The nuns are dressed in all pink; light pink dresses, thick pink tights and their hair pulled back with a long veil draping their back.
I decide to say hello in Hindi instead of my usual “Mambo” in Swahili when I notice that they’re Indian.
“Namaste,” I say with my hands clasped and lower my head and nod.
They smile and reply and I’m welcomed inside along with myself along a reporter from The Citizen. We’re here to talk to one of the many girls that the DMI centre has rescued; girls who were victims of child trafficking.
We meet 15-year-old Magreth. She’s one of the seven girls at the centre that were rescued from child trafficking by the DMI nuns. She’s shy at first and doesn’t want to talk. She keeps her head down and avoids eye contact with us, looking at us back and forth but averting her gaze. She plays with her fingers and slowly, she starts talking. She whispers at first but as she feels more comfortable, she starts telling us her story.
Like many of the unassuming victims of child trafficking, Magreth was an orphan. Raised by her grandmother, her trafficker was a neighbor and friend of her grandmother. Her trafficker, Anna, told her grandmother that she’d take her to find work after she completed her seventh grade in 2011. Instead, she took Magreth to Sinza Mori Street in Dar es Salaam where she was sold and became a domestic worker.
“When I protested, my traffickers beat me and threatened to kill and bury me in the desert if I would not comply. They threatened me with more thrashings if I could not reimburse them for my travel expenses,” she told us.
In October, the Global Slavery Index 2013 revealed that between 310,000 and 350,000 people in Tanzania are living in conditions of modern slavery. The survey,conducted by the Walk Free Foundation, ranked Tanzania 29 out of 162 countries.
More startling than this is the fact that for a fourth year, the Tanzanian government has failed to allocate funding to the victims’s assistance fund established by the 2008 anti-trafficking act, according to the United States Department of State Trafficking in Persons 2013 report.

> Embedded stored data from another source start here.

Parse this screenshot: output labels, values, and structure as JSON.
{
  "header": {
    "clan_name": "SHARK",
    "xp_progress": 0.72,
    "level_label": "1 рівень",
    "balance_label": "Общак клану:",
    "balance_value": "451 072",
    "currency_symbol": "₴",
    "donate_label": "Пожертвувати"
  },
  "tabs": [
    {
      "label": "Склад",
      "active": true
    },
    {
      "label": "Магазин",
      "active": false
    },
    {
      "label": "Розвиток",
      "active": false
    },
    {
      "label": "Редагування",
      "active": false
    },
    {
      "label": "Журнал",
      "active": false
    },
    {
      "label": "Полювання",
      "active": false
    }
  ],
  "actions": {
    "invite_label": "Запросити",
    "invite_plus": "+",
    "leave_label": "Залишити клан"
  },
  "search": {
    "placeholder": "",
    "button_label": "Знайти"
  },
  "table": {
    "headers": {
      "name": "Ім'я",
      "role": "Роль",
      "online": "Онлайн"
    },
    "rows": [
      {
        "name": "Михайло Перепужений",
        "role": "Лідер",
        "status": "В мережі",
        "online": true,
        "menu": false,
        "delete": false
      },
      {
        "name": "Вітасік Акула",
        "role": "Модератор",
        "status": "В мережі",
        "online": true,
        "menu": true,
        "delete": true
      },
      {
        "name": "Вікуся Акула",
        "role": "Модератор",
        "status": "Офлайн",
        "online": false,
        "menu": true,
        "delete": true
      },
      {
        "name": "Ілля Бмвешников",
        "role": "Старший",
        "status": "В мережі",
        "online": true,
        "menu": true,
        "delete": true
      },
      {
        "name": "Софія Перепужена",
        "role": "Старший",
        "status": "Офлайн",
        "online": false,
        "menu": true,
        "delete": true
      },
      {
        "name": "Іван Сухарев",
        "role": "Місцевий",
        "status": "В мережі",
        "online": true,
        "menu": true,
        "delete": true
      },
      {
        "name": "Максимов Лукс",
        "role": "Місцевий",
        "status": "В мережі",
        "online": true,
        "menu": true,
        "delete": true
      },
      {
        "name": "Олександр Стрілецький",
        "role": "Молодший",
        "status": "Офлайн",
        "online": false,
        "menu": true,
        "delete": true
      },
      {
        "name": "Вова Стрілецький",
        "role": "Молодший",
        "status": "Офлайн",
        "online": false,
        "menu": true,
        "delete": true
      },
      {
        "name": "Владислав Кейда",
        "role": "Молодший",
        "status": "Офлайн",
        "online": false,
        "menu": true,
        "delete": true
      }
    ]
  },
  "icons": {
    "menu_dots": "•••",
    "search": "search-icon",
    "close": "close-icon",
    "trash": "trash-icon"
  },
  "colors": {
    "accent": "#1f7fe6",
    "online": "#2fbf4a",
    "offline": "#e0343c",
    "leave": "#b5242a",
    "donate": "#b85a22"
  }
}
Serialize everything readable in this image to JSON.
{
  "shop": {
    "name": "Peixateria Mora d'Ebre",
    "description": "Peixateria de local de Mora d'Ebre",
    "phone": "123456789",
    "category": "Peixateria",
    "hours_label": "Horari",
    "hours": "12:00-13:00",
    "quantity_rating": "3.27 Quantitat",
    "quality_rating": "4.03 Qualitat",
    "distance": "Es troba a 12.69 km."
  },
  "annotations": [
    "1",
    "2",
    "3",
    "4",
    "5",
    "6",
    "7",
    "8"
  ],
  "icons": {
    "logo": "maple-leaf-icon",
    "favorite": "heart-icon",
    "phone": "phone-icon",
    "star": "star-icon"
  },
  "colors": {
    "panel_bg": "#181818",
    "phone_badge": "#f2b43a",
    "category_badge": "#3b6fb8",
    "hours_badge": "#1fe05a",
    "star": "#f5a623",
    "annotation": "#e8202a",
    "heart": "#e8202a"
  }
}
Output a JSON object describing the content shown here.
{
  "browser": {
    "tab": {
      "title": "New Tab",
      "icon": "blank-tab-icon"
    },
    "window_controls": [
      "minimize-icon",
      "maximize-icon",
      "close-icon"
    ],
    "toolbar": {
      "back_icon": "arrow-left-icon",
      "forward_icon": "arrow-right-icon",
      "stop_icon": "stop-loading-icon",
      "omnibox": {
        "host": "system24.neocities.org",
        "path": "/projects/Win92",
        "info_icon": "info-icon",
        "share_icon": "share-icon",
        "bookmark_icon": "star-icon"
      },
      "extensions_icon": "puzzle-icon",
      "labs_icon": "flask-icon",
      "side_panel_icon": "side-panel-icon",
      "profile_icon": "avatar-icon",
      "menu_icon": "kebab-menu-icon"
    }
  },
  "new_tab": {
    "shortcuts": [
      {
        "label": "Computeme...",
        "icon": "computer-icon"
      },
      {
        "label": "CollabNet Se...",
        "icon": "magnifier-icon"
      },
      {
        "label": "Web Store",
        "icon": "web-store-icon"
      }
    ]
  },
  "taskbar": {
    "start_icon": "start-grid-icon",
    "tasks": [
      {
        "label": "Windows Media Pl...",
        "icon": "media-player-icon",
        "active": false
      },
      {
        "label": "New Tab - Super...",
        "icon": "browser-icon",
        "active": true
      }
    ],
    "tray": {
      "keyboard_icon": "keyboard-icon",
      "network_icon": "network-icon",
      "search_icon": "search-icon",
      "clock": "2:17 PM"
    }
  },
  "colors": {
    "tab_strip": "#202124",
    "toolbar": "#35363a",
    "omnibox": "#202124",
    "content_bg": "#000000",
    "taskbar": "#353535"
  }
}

The report also states that Tanzania is a source, transit, and destination country for children subjected to forced labour and sex trafficking. The incidence of internal trafficking is higher than that of trans-national trafficking, and is usually facilitated by family members, friends, or intermediaries who offer assistance with education or finding lucrative employment in urban areas. The Tanzanian government has not increased efforts to combat trafficking since the last reporting period.
During her year of forced labour, Magreth wasn’t paid and didn’t go to school. Her grandmother had no idea that she was sold and forced to work long hours under hazardous conditions. Some days, she wasn’t allowed to eat and was forced to sleep on the kitchen floor, which left her with severe back problems.

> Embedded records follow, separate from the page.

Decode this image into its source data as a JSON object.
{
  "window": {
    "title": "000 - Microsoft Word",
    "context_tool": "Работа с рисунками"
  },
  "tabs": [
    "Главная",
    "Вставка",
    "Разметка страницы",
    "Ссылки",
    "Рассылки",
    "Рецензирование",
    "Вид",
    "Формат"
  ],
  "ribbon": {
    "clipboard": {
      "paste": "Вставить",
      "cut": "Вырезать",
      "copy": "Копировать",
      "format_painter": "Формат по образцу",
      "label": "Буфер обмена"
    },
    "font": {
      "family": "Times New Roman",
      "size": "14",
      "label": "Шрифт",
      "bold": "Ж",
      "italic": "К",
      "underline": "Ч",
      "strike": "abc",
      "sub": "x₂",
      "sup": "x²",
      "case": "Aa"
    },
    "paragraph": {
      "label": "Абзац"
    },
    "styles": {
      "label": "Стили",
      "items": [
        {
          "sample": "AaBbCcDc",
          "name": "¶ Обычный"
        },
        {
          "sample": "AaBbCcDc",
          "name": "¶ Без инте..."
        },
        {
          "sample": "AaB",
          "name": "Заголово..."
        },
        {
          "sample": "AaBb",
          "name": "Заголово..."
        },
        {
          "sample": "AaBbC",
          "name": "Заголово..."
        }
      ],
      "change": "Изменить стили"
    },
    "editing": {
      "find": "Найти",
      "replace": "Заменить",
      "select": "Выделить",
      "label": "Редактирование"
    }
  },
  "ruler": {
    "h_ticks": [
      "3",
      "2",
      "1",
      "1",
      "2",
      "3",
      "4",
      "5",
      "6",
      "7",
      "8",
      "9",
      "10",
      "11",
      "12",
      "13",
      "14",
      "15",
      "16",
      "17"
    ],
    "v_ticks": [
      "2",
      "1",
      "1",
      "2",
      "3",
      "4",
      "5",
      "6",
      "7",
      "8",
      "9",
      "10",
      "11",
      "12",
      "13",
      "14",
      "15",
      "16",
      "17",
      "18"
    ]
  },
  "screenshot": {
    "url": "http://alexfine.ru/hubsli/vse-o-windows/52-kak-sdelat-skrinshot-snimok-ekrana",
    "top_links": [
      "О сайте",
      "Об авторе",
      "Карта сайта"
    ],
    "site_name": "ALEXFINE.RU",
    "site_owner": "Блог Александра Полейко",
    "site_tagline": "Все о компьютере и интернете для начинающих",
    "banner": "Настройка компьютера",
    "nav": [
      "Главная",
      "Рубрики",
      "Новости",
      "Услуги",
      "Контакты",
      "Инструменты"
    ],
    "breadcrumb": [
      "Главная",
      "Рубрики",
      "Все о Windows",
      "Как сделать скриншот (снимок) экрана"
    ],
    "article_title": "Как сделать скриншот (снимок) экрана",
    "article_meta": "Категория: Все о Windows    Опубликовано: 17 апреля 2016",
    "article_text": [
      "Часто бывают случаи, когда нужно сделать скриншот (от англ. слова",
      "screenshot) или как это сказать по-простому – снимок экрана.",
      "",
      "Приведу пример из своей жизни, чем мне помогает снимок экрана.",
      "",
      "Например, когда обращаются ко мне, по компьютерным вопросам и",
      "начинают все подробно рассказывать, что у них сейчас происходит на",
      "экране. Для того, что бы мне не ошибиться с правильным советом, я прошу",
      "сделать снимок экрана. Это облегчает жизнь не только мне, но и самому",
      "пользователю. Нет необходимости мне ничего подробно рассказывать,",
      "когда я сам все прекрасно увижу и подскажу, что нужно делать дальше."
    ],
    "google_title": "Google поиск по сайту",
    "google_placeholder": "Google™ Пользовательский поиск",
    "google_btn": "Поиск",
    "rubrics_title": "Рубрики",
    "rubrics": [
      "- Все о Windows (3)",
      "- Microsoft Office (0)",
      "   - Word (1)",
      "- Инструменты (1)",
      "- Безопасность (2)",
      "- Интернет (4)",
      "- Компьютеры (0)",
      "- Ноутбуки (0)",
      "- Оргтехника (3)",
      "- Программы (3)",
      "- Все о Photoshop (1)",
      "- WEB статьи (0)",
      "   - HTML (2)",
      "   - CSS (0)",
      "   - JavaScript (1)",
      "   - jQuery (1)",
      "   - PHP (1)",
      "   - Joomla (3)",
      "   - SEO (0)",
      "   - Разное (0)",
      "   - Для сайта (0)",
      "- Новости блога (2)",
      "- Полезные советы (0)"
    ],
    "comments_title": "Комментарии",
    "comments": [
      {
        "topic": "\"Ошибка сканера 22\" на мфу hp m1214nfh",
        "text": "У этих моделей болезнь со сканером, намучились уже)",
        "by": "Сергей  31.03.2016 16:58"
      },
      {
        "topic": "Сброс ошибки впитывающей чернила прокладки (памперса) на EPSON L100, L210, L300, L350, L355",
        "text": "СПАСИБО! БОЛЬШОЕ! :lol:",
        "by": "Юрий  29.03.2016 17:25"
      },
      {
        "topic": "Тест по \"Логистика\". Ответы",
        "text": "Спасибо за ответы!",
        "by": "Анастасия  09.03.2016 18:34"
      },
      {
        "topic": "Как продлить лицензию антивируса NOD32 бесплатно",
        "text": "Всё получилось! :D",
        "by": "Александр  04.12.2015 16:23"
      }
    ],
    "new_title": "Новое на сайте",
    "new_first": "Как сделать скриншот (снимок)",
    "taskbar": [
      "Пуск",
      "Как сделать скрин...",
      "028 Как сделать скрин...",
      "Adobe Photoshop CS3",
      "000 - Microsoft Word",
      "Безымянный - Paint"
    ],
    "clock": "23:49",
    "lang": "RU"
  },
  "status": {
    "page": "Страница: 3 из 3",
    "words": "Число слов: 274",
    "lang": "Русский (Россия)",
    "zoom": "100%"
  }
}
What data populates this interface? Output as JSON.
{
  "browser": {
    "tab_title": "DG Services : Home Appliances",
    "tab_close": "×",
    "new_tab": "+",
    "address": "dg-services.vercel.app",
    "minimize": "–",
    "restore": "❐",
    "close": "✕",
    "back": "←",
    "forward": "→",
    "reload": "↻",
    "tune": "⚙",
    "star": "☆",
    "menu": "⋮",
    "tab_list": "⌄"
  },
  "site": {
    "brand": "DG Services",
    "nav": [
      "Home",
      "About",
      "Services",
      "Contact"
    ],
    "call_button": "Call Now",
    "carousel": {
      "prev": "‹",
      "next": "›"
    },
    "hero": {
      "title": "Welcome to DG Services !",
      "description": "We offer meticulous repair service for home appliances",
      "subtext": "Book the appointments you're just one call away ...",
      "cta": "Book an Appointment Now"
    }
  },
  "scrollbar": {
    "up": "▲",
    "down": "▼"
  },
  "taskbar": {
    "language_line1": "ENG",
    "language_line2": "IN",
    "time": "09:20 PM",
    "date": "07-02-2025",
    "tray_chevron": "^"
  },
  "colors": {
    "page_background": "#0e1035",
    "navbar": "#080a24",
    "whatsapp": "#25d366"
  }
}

She escaped with the help of one of her employer’s friends who noticed that something was wrong and learned that she wanted to leave. After escaping, she lived on the street for several weeks and says she was tempted to engage in prostitution to survive. She was sleeping on the floors of city shops before a food vendor turned good samaritan took her to the DMI centre, an NGO headquartered in Tamil Nadu, India that has been operating in Tanzania for the past 10 years.

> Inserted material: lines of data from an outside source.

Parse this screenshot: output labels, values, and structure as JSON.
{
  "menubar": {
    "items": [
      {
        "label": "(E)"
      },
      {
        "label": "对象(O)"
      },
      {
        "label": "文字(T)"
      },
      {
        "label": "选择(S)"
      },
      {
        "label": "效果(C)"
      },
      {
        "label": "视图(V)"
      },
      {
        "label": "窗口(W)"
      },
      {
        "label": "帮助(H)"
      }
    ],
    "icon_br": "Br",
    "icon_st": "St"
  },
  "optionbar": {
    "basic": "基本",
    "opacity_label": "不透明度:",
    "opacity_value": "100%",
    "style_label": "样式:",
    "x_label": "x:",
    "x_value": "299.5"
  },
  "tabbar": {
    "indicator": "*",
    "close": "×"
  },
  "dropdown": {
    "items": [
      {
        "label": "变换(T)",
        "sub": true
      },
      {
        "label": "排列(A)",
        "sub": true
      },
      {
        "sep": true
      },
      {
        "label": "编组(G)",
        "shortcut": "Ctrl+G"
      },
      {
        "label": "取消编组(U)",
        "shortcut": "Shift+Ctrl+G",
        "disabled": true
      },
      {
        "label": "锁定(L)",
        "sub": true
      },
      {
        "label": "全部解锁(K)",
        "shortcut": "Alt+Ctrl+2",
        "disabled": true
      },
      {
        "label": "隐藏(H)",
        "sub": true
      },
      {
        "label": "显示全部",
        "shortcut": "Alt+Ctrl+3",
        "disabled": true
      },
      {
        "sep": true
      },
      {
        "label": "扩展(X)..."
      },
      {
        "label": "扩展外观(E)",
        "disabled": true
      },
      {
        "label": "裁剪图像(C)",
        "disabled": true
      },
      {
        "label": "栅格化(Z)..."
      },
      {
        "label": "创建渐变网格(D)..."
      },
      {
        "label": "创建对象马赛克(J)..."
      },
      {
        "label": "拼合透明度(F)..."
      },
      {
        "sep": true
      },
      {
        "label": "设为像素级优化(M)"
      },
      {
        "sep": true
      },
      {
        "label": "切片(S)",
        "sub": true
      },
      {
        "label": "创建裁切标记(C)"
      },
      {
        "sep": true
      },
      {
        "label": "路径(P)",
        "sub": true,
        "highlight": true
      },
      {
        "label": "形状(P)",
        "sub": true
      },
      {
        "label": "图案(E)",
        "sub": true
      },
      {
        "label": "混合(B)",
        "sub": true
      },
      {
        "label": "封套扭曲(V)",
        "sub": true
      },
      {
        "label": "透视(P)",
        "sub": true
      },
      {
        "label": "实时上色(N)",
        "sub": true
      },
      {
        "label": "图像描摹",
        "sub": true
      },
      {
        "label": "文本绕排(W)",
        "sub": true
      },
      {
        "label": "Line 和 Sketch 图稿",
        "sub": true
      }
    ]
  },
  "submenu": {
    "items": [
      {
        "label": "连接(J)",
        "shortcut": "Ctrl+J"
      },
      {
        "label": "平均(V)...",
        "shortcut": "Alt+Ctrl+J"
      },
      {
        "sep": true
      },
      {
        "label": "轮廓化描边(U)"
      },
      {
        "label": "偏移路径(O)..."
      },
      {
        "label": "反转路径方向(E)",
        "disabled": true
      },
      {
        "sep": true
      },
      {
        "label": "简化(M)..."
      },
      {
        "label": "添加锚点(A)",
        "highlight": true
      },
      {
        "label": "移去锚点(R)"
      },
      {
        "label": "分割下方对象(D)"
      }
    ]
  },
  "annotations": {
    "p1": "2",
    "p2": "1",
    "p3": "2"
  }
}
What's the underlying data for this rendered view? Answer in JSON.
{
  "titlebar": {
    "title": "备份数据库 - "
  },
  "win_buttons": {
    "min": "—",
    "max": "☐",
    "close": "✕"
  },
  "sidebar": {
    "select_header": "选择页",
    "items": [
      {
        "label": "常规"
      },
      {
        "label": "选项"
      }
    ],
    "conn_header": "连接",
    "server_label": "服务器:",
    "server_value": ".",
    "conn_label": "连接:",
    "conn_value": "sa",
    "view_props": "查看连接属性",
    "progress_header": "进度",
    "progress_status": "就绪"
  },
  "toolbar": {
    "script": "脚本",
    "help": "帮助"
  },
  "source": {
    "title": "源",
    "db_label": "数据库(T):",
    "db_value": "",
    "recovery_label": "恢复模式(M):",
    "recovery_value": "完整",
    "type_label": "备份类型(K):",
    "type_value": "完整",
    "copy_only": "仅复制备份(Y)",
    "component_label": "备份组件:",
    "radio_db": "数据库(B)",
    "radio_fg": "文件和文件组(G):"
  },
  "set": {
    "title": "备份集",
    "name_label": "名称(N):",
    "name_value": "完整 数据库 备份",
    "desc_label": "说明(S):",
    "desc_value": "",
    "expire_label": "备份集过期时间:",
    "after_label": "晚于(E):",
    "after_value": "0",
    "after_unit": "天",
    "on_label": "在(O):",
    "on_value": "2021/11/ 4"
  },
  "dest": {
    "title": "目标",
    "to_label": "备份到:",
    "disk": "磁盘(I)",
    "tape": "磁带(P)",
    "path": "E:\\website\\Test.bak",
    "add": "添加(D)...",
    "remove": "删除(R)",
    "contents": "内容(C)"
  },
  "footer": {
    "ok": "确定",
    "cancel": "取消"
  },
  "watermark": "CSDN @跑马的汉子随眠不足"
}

It’s not clear what the government plans to do with its anti-trafficking committee. Our calls to the government have gone unanswered so far. The nuns at the DMI centre tell us that government officials do occasionally check in at the centre to see how their work is going, but even they are struggling for funds to keep their program going.
As our interview with Magreth ends, she tells us she considers herself lucky. She’s undergoing counselling and learning skills and attending classes at the centre. In December, Magreth and the other girls will graduate from their rehabilitation program and start the process of reunification with their families. Then, another batch of girls with a similar set of stories will begin the same process.